I stop because I have to. Because ignoring her outright would be noticeable. Because some part of me still hasn’t learned how to move without reacting to her voice.

“Yes?” I keep my tone neutral. Professional. Safe.

She’s holding her tablet against her chest, fingers curled around the edge, like she’s bracing herself.

Her brows knit slightly, the way they do when she’s working through a problem or when she’s unsure.

I notice how much I already know about this woman and her mannerisms in the time that she’s been with us.

I don’t notice any other nurses like this.

“I wanted to confirm,” she says carefully, “you want the labs repeated before rounds tomorrow?”

I nod once. “Yes. CBC and CMP. Make sure they’re drawn early.”

She hesitates.

It’s subtle. A half second too long. Long enough that I notice the way her mouth opens, like she might say more.

She doesn’t.

“Okay,” she says instead. “I’ll make sure it’s done.”

I should walk away, but I don’t. It already proves that when it comes to her, I’m weak.

A flicker of confusion crosses her face. It could be confusion or disappointment. The warmth she usually exudes is dimmer, slightly, like a light turned down instead of off.

It shouldn’t matter to me. That’s none of my business.

“You all right?” she asks.

And there it is. Her concern. It’s genuine and instinctive, offered without expectation. I feel it like a punch to the chest.

“I’m fine,” I say too quickly. Then, after a beat, quieter, “Just busy.”

Her lips press together. She nods, but I can tell she doesn’t quite believe me.

“Oh,” she says. “Right. Of course.”

The space between us stretches. Too much for a hallway. Too quiet for coworkers who see each other every day.
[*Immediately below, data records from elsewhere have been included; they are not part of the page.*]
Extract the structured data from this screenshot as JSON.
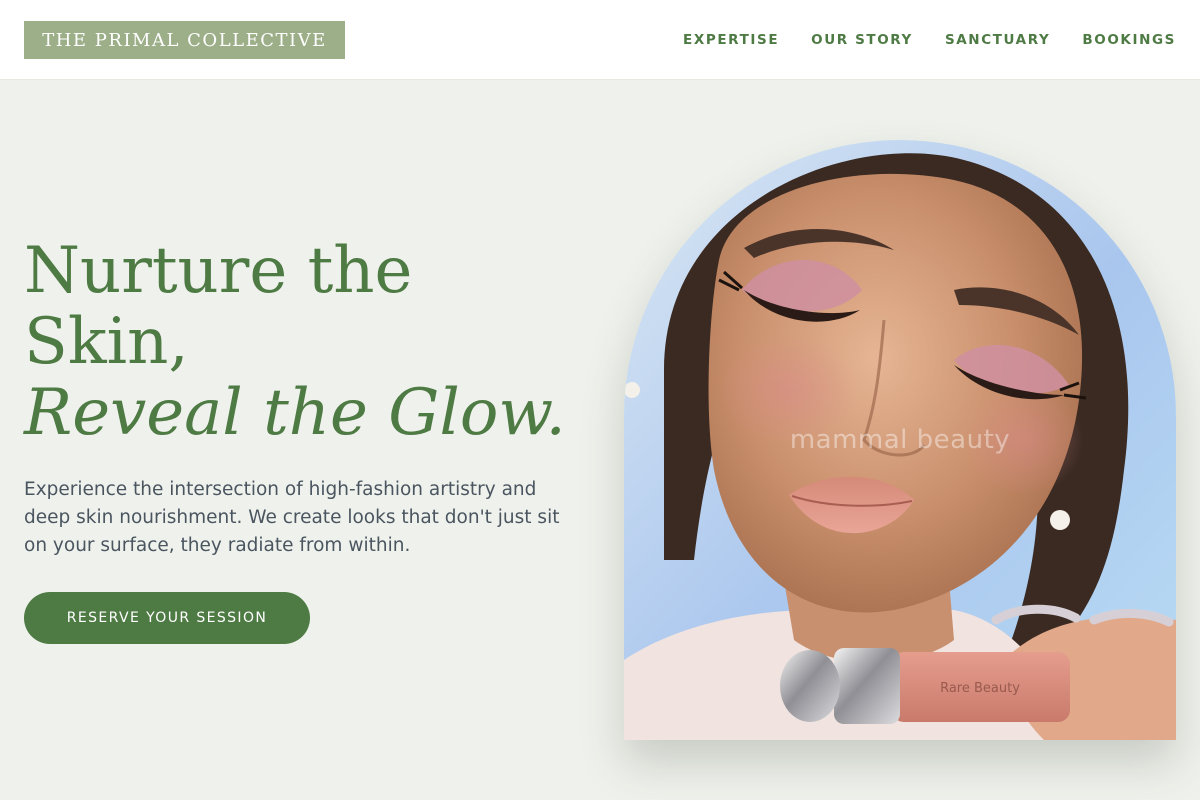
{
  "brand": {
    "logo_text": "THE PRIMAL COLLECTIVE"
  },
  "nav": {
    "items": [
      {
        "label": "EXPERTISE"
      },
      {
        "label": "OUR STORY"
      },
      {
        "label": "SANCTUARY"
      },
      {
        "label": "BOOKINGS"
      }
    ]
  },
  "hero": {
    "headline_line1": "Nurture the",
    "headline_line2": "Skin,",
    "headline_line3": "Reveal the Glow.",
    "subtext": "Experience the intersection of high-fashion artistry and deep skin nourishment. We create looks that don't just sit on your surface, they radiate from within.",
    "cta_label": "RESERVE YOUR SESSION",
    "image": {
      "watermark": "mammal beauty",
      "product_label": "Rare Beauty"
    }
  },
  "colors": {
    "accent": "#4e7a44",
    "logo_bg": "#9daf88",
    "page_bg": "#eff2ec",
    "header_bg": "#ffffff",
    "body_text": "#4a5560"
  }
}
Her eyes search my face. Not in a flirtatious way, but in a trying-to-understand way. And that’s what does me in.

Because attraction I can handle. Confusion I can handle.
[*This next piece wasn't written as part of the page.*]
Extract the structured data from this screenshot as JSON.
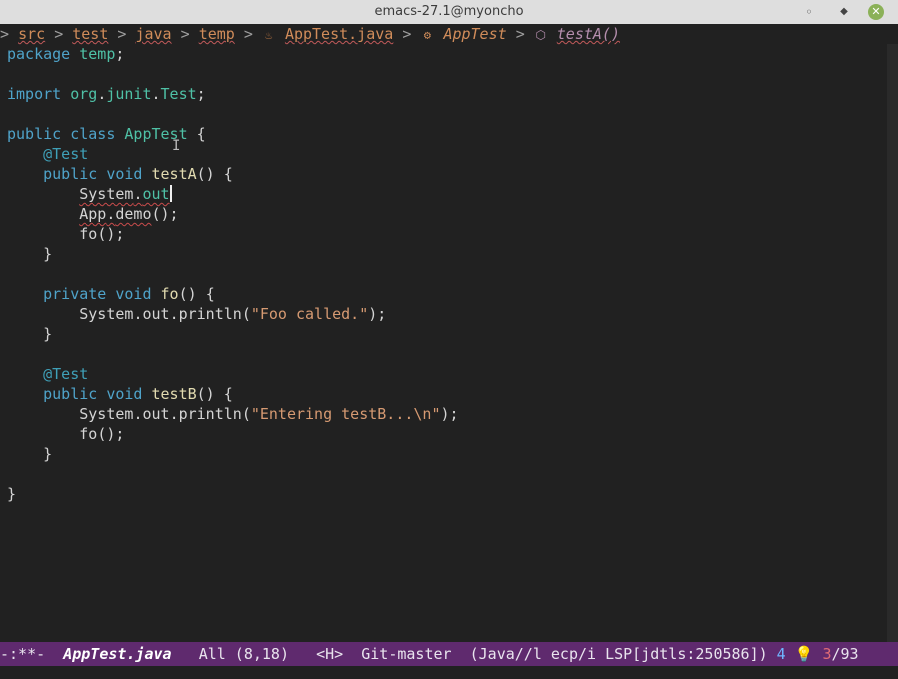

But the hurt. The faint, unmistakable hurt settling behind her eyes makes my chest tighten in a way I don’t have language for. It’s alarming.

I step back.

Physically. Intentionally.

The distance lands between us like a line drawn in permanent ink.

“If there’s nothing else,” I say, already turning away.

“Right,” she murmurs. “Nothing else.”

I walk down the hall without looking back. I don’t need to.

I can feel it. I can feel the moment she realizes this wasn’t about timing or stress or a bad day.

This was about me choosing not to stay.